The summer after I graduated from college, I received a phone call. The caller introduced himself as Agent So-and-so, of the Federal Bureau of Investigation.

I was struck silent for a moment or two. Not least because I was having a mild panic attack: “What did you do, Lain?!”

After I recovered, I learned that a college friend had listed me as a reference on his application to the FBI. I don’t recall what I said during the phone call, but I do remember two emotions. Profound gratitude—for being thought worthy of this, for being trusted. And a profound sense of responsibility—my testimony, in however a small way, had power.

Testify, witness, confess—these words recur throughout our readings this morning, as does the underlying sense of revealing some truth about God. “You are my witnesses!” God tells God’s people through the prophet Isaiah, after the promise to restore God’s blessings: I will pour my spirit upon your descendants” (Is 44:8, 3). “It is a good thing to give thanks to the LORD,” the psalmist sings, “to sing praises to your Name . . . to tell of your loving-kindness” (Ps 92:1-2).
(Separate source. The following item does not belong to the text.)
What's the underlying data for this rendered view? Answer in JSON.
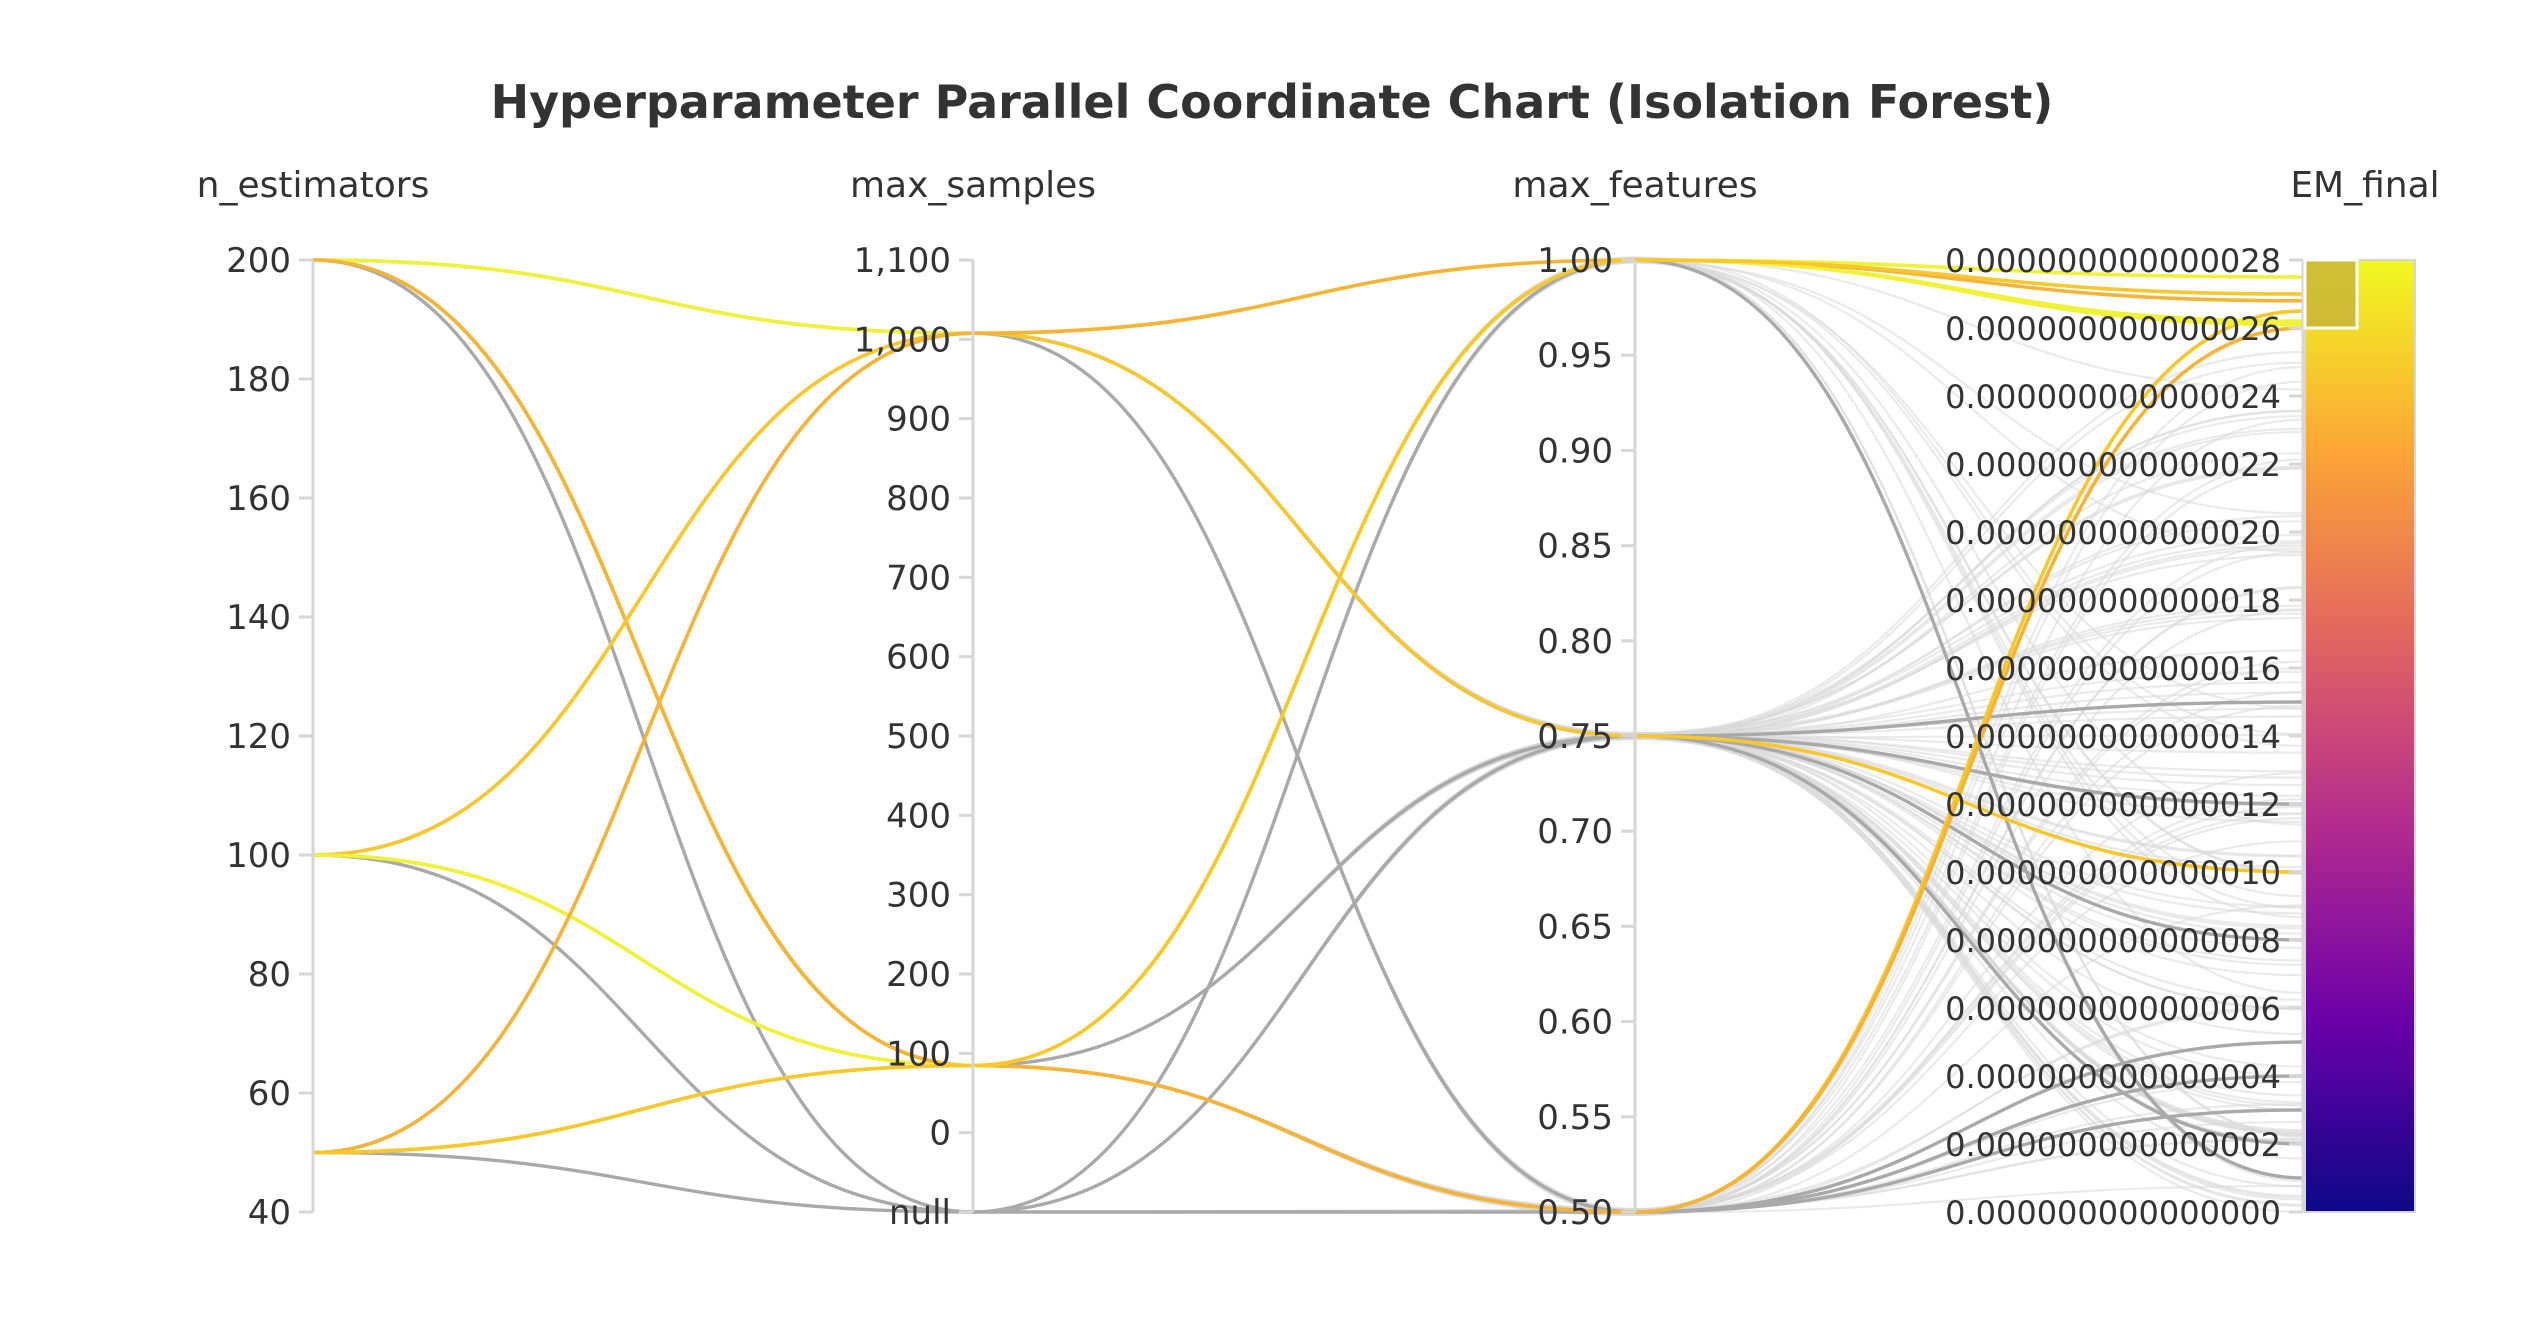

And two millennia later, these words by Robert Herrick, whose poem we sang before the service: “All these, and better Thou dost send Me, to this end, That I should render, for my part, A thankfull heart.”

Each of these texts can stand for countless others in the power of our words to testify, to bear witness, to shout out with thanks and praise the truth of God’s goodness and mercy. We can, with the power of our words, give God an absolutely glowing reference.

But our responsibility goes deeper than that. And the beloved disciple shows us how. Running to the tomb with Peter, and seeing the linen wrappings, he went into the tomb, “and he saw and believed” (Jn 20:8). He saw and believed.

Many, many words will come later, in the writings attributed to the beloved disciple. But here, in the early morning of that first Easter Day, the beloved disciple bears witness to the truth without words, without praise or thanks or even understanding. He bears witness to the truth of Jesus’ resurrection by simply believing, by an act of faith. It is the witness, the testimony, of a human life utterly transformed by God’s loving, saving action in Jesus Christ. Belief is his response to God.

We too are transformed—or rather, are transforming, becoming. This is an ongoing, incomplete process in this life. And a first step—a first step in our own cooperation, our working with God’s transforming us—a first step in a lifetime of first steps—is to stand silent. To stand silent in awe, witnesses to a love that cannot help but strike us silent. Words will follow—but here and now, we can do no better than the beloved disciple did: to stand silent, and believe.